When the London tube strike was announced, it sounded like the whole underground system would be in melt-down. I knew full well that all of the solutions Boris and TFL had outlined (free boats on the Thames, cycle-buddies, maps for walking etc) meant nothing to me making my way from the far North East to the far North West. It looked like I would have to circumvent London via one long train and four buses, and a conservative estimate of that journey had me arriving at my desk by Christmas. But lucky for me, lovely job said I could work from home, and so I did.

I love working from home. There are so many things you can do – work AND run the washing machine, work AND use the dishwasher, work AND tidy room (I was waiting for software to load, honest), work AND watch catch up TV of The Apprentice (it was lunch-time, ok?). But the best thing is the day meant I had a lovely day breathing space. Ok, it wasn’t quite hiding under the duvet, but it was a respite of sorts, and I think I needed it. Tomorrow looks a whole new option, as careful study of the TFL website throughout the day shows there are tubes if you know where to look (behind that plant pot, under that bridge) and I might be able to do some random type of tube hop-scotch to get in to work. Although, I still suspect that the last jump on the hop-scotch will be a bus. This is where I examine maps from all angles and decide that I should wait at 'A' and catch bus 221, when I really should be waiting at 'C' and getting bus 17.

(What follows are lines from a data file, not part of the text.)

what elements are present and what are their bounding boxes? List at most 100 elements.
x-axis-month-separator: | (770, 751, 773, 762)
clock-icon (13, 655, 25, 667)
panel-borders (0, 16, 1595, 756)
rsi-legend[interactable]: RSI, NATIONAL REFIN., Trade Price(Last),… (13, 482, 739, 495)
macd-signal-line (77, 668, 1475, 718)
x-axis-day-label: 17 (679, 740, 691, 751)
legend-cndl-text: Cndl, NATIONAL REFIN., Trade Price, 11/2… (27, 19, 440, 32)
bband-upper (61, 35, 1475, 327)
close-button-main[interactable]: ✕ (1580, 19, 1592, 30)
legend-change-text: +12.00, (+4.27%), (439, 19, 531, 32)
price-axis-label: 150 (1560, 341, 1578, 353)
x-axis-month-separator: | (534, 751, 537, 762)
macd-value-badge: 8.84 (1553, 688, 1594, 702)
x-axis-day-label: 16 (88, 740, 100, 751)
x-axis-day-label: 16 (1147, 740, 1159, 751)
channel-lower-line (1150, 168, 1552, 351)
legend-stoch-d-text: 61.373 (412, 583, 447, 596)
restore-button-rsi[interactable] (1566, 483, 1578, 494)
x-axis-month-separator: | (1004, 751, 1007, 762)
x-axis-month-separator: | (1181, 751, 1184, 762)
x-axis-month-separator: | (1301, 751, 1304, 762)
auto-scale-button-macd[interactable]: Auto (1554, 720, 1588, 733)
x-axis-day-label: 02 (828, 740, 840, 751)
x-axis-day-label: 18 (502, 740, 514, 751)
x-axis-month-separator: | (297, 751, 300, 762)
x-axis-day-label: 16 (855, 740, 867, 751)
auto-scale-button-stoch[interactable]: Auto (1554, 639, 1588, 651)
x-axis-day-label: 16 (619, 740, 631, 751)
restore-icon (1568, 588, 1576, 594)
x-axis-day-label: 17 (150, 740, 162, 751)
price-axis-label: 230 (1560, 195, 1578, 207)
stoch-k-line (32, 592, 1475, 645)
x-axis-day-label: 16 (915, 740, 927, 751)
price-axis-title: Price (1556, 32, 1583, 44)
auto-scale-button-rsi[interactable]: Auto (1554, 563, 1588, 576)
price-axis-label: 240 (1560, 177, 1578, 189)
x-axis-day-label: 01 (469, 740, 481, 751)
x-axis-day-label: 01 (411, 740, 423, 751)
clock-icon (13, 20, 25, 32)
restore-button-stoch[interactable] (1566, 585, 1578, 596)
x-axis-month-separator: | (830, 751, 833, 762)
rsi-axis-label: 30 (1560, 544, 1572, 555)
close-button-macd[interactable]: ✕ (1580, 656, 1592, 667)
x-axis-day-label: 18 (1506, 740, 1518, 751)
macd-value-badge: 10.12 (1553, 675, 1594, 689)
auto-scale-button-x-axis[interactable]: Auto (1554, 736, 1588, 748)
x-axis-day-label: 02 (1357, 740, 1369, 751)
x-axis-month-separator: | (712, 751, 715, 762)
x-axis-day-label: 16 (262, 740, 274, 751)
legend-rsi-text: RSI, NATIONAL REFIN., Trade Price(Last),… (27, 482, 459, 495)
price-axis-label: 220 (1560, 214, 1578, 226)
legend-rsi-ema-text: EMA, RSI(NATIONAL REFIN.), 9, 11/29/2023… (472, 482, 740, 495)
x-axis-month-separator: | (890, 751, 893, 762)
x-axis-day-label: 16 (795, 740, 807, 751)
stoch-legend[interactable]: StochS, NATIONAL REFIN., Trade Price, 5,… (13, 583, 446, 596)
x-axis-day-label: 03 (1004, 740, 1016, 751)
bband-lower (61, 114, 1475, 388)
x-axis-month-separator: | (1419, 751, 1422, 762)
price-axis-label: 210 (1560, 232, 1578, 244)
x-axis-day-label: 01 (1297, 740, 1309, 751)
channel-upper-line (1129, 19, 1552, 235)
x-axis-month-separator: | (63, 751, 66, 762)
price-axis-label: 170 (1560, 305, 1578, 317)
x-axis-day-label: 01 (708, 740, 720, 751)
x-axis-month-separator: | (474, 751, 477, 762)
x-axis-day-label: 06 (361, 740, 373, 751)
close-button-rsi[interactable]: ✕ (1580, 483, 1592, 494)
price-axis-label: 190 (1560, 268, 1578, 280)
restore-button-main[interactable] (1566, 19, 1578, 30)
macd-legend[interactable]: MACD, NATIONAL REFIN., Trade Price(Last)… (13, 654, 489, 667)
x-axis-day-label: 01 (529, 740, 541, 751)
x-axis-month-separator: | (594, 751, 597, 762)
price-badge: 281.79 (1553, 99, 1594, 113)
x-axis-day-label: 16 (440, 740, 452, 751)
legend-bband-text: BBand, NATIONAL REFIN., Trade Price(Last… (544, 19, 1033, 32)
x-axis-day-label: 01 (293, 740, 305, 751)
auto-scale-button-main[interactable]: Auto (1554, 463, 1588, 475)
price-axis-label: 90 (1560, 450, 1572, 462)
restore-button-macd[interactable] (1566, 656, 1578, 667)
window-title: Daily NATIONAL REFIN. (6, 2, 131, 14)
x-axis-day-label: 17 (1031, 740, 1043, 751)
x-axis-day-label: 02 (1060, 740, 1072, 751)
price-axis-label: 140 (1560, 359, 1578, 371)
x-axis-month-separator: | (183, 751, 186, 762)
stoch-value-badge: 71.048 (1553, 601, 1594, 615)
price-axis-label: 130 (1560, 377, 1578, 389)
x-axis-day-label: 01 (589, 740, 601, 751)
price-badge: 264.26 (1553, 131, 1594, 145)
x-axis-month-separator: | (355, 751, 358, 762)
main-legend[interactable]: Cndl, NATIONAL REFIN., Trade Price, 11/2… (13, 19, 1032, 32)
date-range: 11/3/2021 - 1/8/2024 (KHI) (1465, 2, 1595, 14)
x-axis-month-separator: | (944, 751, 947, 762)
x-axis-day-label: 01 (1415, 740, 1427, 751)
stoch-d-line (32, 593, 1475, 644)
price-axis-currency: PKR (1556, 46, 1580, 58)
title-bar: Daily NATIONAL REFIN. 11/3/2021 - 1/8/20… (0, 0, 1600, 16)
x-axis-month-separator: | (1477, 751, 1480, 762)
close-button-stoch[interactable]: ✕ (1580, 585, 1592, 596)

The only problem with negotiating a skeleton service is that even though you know London is crammed full of people, it is only times like this you realise just how many people live and work here. It hits you in the face, you cannot avoid the fact it is desperately overcrowded, and yet somehow usually we all sail around each other, lost in our own little bubbles. Strikes mean our bubble bursts and we are left bleating in pens (stations, as we usually like to call them). Oh well, bed beckons.

Monday 8 June 2009

When Technology Goes Bad

Today the sky swirled with grey and the greyness leaked into my mood like old paint water. I nodded on the tube, lulled by the clickety-clack of the wheels in motion and the fact I had a seat all to myself. I came home and ate, and tried to write, and my words ran out before… yes, just like that.

So this evening shouldn’t have been the night I tried to install a wireless printer. What is it with these things? Why are the instructions so obtuse? The first thing I had to do was move a little yellow bit of plastic from one slot to another slot. No explanations, no clue what on earth that means in printer world, just a grown up version of matching shapes. And from then on it all spiralled down – Ethernet cables that wouldn’t do what I wanted them to do (work, mostly), wireless not actually being wireless, things hidden behind settings panels hidden within small print navigation, CD-installing software that doesn’t install, printers that don’t recognise they are printers (what would it be instead – a sheep?). I appear to have the first printer in the world with multiple personality disorder.

I gave up after nearly 2 hours of fiddling around, and felt very small that I haven’t managed to complete the set up. I think my brain is too frazzled from grey-infected Monday. It didn’t help either that it was all for mum, who is now increasingly thinking that technology is all a Rather Bad Idea when I want to say no it is good… when it works, that is.

And now before I know it, it is 10pm and that means bedtime. I’m far too tired and grumpy for anything else. But then that just means work tomorrow, and then another bedtime, and then work and then bed… I always get like this when working full-time and not writing. The days just meld into one. Maybe it didn’t help either that I tried to do a bit more on chapter five at lunchtime and me and the printed pages just looked at each-other with no understanding, like teenagers and parents. Maybe it doesn’t help that I feel stressed and tired. I feel I need a day of just hiding under a duvet.